While abdominal pain has many causes, Mayo Clinic states that pain located in the center of the abdomen is often caused by appendicitis, intestinal obstruction, pancreatitis, mesenteric thrombosis and thoracic aortic aneurysm. High levels of ketones or waste products in the blood can also cause pain above the navel.
Localized pain starts suddenly in a specific area of the abdomen, gets worse quickly and is often symptomatic of a serious illness or organ inflammation. Gallbladder disease, peptic ulcers and appendicitis are examples of localized pain, explains WebMD. Pain near the navel is the first symptom in half of appendicitis cases. If nausea or vomiting and fever present soon after abdominal pain begins, individuals should seek medical attention immediately. Acute appendicitis can be fatal without surgical intervention.

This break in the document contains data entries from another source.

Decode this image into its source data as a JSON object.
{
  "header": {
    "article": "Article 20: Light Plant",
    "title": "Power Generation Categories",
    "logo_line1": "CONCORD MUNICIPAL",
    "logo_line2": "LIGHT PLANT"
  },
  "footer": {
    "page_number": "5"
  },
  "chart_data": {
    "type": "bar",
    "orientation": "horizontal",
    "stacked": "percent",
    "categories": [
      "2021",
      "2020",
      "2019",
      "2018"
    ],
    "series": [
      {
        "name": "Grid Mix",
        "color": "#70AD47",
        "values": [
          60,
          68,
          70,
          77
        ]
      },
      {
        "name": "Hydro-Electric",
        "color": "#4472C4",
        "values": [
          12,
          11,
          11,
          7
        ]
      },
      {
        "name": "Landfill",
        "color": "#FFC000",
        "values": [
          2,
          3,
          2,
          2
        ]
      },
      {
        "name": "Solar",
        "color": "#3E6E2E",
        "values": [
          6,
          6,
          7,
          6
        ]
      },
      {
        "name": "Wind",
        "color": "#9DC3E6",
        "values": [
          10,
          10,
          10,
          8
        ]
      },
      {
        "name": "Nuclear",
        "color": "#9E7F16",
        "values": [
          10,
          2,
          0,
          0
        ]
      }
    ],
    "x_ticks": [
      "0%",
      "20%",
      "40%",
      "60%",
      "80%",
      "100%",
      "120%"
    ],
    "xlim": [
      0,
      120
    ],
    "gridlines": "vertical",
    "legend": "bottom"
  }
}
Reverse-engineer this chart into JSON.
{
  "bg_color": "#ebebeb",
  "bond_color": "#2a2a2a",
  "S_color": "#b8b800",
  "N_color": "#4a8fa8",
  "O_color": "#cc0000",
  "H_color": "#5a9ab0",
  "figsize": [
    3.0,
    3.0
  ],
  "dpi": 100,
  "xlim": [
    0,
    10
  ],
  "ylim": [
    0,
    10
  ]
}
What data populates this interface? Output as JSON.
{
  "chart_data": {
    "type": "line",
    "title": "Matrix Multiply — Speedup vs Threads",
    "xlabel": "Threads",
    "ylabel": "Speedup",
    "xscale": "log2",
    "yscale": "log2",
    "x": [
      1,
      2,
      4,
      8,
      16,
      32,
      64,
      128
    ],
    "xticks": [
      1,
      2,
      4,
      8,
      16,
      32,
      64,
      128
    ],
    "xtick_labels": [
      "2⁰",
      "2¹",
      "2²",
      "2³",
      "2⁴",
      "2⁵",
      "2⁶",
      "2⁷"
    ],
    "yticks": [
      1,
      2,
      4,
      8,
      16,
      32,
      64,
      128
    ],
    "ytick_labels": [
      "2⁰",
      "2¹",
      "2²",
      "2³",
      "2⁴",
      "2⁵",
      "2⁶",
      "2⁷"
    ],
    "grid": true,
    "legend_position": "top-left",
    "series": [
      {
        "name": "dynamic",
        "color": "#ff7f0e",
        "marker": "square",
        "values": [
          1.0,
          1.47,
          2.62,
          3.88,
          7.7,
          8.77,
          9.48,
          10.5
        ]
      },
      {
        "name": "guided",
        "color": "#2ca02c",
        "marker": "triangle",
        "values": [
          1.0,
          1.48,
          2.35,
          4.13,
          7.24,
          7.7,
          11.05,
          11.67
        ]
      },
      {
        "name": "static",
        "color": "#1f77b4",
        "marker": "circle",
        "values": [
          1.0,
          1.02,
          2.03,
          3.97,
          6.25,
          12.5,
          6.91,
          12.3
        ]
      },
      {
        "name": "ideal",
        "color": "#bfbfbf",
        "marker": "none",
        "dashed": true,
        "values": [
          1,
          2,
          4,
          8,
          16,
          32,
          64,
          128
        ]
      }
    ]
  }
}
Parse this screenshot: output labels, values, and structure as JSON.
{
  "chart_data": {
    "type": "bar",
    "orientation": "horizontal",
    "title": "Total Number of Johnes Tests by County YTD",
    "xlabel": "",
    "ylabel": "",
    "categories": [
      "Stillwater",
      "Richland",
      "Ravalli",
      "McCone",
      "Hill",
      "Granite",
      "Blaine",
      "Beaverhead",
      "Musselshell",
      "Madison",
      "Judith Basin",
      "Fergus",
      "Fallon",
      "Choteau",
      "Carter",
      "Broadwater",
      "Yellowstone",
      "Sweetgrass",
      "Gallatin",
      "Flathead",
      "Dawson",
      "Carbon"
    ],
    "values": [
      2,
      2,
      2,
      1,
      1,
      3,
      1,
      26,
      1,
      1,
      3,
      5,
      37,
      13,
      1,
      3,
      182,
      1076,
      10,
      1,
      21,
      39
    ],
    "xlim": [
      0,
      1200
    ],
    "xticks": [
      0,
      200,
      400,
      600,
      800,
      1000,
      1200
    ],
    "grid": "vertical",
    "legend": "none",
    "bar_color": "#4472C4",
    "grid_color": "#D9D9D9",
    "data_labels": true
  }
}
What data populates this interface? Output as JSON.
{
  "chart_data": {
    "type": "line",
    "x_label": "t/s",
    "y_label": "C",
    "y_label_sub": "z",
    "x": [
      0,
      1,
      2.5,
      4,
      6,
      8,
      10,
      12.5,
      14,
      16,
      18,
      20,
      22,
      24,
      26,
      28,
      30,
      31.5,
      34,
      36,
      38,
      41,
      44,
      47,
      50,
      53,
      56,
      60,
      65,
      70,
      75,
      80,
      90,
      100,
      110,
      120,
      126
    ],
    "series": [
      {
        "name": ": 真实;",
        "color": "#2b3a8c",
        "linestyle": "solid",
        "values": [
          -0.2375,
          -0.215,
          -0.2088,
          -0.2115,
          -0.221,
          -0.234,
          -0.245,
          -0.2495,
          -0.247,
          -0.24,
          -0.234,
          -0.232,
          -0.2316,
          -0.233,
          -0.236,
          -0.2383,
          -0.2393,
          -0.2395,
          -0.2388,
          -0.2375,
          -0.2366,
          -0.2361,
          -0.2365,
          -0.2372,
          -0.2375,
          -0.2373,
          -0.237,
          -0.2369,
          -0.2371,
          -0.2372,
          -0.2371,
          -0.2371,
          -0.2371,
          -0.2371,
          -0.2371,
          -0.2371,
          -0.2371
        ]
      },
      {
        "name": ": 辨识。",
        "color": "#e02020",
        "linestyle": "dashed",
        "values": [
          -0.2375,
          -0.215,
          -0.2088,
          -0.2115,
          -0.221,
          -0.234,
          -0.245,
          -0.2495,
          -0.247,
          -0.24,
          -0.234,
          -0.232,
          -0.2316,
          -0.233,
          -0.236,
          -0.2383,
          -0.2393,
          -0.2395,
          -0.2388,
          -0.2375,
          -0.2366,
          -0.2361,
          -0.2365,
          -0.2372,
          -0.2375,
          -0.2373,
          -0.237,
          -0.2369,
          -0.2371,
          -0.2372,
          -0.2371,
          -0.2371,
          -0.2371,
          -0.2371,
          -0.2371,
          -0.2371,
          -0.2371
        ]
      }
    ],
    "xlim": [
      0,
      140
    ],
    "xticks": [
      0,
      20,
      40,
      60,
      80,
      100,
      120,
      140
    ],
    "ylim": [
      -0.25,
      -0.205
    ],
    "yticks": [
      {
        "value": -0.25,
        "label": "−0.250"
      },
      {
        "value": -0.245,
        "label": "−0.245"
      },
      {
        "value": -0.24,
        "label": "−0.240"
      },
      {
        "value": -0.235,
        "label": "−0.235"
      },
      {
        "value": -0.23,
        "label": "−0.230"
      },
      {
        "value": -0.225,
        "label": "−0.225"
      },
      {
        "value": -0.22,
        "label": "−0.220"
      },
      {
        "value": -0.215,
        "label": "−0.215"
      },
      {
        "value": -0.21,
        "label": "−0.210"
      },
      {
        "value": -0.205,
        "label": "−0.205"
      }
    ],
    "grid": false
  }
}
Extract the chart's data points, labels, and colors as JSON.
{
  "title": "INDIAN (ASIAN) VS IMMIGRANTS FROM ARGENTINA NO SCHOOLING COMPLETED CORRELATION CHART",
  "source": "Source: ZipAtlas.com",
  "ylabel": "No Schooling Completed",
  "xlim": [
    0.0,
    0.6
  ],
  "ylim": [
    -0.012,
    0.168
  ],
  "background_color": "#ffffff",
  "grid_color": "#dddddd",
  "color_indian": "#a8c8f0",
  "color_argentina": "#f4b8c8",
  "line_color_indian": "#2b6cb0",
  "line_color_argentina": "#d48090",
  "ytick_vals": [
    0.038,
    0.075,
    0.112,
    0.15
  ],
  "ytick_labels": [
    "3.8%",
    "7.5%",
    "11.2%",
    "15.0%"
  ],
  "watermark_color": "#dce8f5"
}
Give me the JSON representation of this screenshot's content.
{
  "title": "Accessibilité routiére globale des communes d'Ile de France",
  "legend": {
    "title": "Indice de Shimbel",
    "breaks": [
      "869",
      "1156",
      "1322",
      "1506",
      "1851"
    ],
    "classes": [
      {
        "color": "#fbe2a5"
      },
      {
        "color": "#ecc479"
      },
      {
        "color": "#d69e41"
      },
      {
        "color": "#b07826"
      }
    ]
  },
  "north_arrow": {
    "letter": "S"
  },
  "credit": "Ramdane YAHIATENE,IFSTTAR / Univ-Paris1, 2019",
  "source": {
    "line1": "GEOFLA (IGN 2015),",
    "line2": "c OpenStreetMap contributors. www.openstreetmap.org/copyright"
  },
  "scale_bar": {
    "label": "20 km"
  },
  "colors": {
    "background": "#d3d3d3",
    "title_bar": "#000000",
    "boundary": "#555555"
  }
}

Other examples of localized pain focused in the upper abdominal area include hepatitis, inflammation of the liver; cholangitis, bile duct inflammation; duodenitis, which is inflammation of the top part of the small intestine; and pericarditis, which is inflammation of the tissue around the heart, according to Mayo Clinic.
Pain that occurs in at least half of the abdominal area is called generalized pain, states WebMD. Indigestion and upset stomach are examples of this type of pain, which usually goes away without medical intervention.